Os finlandeses não têm desde sempre as soluções todas. Nos anos 60, a Finlândia dois sistemas educativos paralelos a seguir à escola primária; os miúdos mais brilhantes iam numa direcção, os outros na outra. As reformas começaram em 1968, abandonando o sistema a duas velocidades a favor dum sistema nacional único. Mas ainda não foi assim que acertaram. "No princípio, não estávamos nada satisfeitos," diz Reijo Laukkanen, conselheiro da Comissão de Educação.
Nos anos 80, a Finlândia deixou de encaminhar os alunos para dois currículos centrados na matemática e nas línguas com base na capacidade de cada um. "As pessoas na Finlândia não podem ser divididas com base na inteligência," diz Laukkanen. "A mudança foi muito benéfica." A seguir, desfizeram-se dos inspectores que supervisionavam os planos anuais de escola. As escolas eram-lhes tão hostis que eles tinham medo de fazer inspecções no terreno.
"A Finlândia é uma sociedade baseada na equidade," diz Laukkanen. "O Japão e a Coreia são sociedades altamente competitivas - se não fores melhor que o teu vizinho, os teus pais pagam para te mandarem para uma escola nocturna. Na Finlândia, ter um desempenho melhor que os outros não é muito importante. Todos estão na média, mas o objectivo é que essa média seja muito alta."
Algumas políticas educativas finlandesas poderiam provavelmente ser exportadas, mas é questionável que o "um por todos e todos por um" que lhe está na base seja aplicável noutras culturas.
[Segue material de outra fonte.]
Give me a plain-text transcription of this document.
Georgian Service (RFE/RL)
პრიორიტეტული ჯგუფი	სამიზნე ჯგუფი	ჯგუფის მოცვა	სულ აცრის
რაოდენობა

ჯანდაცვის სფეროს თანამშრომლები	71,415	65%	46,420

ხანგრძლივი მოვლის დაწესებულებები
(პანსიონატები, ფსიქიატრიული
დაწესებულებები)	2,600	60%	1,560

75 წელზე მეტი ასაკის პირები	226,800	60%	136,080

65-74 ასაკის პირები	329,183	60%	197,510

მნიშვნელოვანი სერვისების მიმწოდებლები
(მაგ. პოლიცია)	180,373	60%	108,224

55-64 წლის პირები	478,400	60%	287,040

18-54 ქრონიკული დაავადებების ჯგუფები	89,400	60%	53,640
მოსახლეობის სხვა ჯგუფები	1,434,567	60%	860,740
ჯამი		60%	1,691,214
A Tailândia, por exemplo, está a tentar adaptar o modelo finlandês ao seu próprio sistema. Mas, assim que um aluno começa a ficar para trás, os pais procuram um explicador privado - coisa que seria impensável na Finlândia. A experiência finlandesa da Tailândia funciona? "Nem por isso," diz Lavonen. Tomara que funcionasse, na Tailândia e noutros sítios.